You should not block this bot if you plan to share your post of FB.
User-agent
facebookexternalhit
User-Agent string
facebookexternalhit/1.1 (+http://www.facebook.com/externalhit_uatext.php)
Example in robots.txt:
User-agent: facebookexternalhit
Disallow: /
read more on facebook crawler.
17. archive.org_bot
Wayback Machine or Internet archives saves a copy of your website in their database of around 150 billion web pages. They use archive.org_bot to keep a snapshot of the web page or a book or probably any online elements, these are then stored and can be accessed by anyone using their website.

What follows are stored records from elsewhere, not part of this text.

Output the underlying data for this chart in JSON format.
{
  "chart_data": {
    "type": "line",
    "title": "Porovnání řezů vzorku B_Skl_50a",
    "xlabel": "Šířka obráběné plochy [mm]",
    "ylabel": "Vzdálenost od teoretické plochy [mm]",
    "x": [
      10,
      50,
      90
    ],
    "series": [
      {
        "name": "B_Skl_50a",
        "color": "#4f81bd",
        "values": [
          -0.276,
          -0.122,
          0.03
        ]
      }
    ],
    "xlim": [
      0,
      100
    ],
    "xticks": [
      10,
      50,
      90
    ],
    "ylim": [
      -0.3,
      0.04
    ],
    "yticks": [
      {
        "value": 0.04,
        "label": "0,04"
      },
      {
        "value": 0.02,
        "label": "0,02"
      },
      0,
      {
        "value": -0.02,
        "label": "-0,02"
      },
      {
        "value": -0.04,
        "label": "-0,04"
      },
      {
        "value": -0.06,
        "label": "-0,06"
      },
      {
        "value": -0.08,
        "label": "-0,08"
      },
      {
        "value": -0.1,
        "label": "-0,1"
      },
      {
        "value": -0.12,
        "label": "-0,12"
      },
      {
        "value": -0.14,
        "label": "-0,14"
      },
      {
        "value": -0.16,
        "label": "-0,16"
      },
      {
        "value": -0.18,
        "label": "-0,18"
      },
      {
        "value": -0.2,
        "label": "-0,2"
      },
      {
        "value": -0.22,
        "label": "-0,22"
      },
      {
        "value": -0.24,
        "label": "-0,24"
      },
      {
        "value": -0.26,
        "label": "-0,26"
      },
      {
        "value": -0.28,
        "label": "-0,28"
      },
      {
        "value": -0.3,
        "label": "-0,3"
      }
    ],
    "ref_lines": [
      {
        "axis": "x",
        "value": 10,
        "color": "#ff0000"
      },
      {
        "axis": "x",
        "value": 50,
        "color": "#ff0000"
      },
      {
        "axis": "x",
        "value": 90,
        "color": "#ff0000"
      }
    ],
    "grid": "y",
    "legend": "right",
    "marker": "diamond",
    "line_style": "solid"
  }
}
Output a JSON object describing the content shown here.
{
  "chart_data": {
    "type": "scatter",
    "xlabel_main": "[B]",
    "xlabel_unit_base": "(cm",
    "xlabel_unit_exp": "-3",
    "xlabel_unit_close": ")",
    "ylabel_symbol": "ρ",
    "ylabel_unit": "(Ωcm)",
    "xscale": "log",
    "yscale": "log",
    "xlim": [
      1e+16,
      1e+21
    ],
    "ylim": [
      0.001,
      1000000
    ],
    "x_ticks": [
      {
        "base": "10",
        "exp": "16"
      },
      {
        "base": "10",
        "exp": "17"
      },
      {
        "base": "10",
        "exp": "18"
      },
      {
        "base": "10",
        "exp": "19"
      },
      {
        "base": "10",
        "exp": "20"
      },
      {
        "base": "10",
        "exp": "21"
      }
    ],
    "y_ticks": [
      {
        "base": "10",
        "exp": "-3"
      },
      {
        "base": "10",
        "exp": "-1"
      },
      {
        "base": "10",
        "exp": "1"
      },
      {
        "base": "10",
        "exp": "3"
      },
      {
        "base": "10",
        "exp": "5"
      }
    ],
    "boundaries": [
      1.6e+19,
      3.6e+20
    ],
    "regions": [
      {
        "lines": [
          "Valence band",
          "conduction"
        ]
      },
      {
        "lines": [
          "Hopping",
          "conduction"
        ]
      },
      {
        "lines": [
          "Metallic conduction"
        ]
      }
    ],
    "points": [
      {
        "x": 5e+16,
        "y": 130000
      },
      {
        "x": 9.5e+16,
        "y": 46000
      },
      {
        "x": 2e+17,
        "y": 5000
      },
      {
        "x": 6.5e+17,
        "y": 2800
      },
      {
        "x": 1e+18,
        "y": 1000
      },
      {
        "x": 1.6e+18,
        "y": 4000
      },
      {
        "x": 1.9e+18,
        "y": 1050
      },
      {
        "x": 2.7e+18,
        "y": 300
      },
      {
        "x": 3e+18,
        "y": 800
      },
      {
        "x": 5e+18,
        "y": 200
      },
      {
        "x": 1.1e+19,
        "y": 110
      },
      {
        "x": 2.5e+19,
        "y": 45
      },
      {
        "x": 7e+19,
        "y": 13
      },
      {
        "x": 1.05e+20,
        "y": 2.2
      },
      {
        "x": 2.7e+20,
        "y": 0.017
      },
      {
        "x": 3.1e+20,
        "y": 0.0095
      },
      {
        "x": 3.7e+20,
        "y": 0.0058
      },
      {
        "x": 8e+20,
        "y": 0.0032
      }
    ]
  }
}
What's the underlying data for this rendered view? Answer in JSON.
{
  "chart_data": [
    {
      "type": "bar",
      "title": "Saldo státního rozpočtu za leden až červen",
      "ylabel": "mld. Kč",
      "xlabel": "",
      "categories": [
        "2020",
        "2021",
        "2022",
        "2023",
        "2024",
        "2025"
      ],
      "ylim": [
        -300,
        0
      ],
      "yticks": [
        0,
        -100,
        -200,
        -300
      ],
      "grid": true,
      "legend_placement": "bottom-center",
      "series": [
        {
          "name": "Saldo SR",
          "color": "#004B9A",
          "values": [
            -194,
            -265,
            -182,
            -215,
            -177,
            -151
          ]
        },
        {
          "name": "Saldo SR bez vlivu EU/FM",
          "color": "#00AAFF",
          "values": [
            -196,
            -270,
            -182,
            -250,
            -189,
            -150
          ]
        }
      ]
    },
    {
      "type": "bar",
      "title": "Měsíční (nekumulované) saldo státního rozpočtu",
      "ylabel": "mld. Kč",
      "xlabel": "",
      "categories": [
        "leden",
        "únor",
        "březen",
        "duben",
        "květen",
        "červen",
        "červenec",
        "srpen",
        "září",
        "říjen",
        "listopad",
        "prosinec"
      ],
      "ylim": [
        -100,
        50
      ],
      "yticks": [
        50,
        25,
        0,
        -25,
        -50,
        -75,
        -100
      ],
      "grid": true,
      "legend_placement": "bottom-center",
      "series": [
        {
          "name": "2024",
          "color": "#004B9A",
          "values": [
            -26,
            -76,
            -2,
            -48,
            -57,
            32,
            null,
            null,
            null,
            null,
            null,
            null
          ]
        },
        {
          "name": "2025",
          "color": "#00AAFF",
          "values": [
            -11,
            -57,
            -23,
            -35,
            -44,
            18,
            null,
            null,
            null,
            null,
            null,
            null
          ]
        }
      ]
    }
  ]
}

I personally block this bot.
User-agent
archive.org_bot
Example in robots.txt
User-agent: archive.org_bot
Disallow: /
Conclusion
With this, we have come to the end of our web crawler lists. I hope this list will help you to properly allow or block the user agents that harm your bandwidth and provides no value to you.
You should be now able to distinguish between good and bad bots. This list will help you to design a better robots.txt file for your website.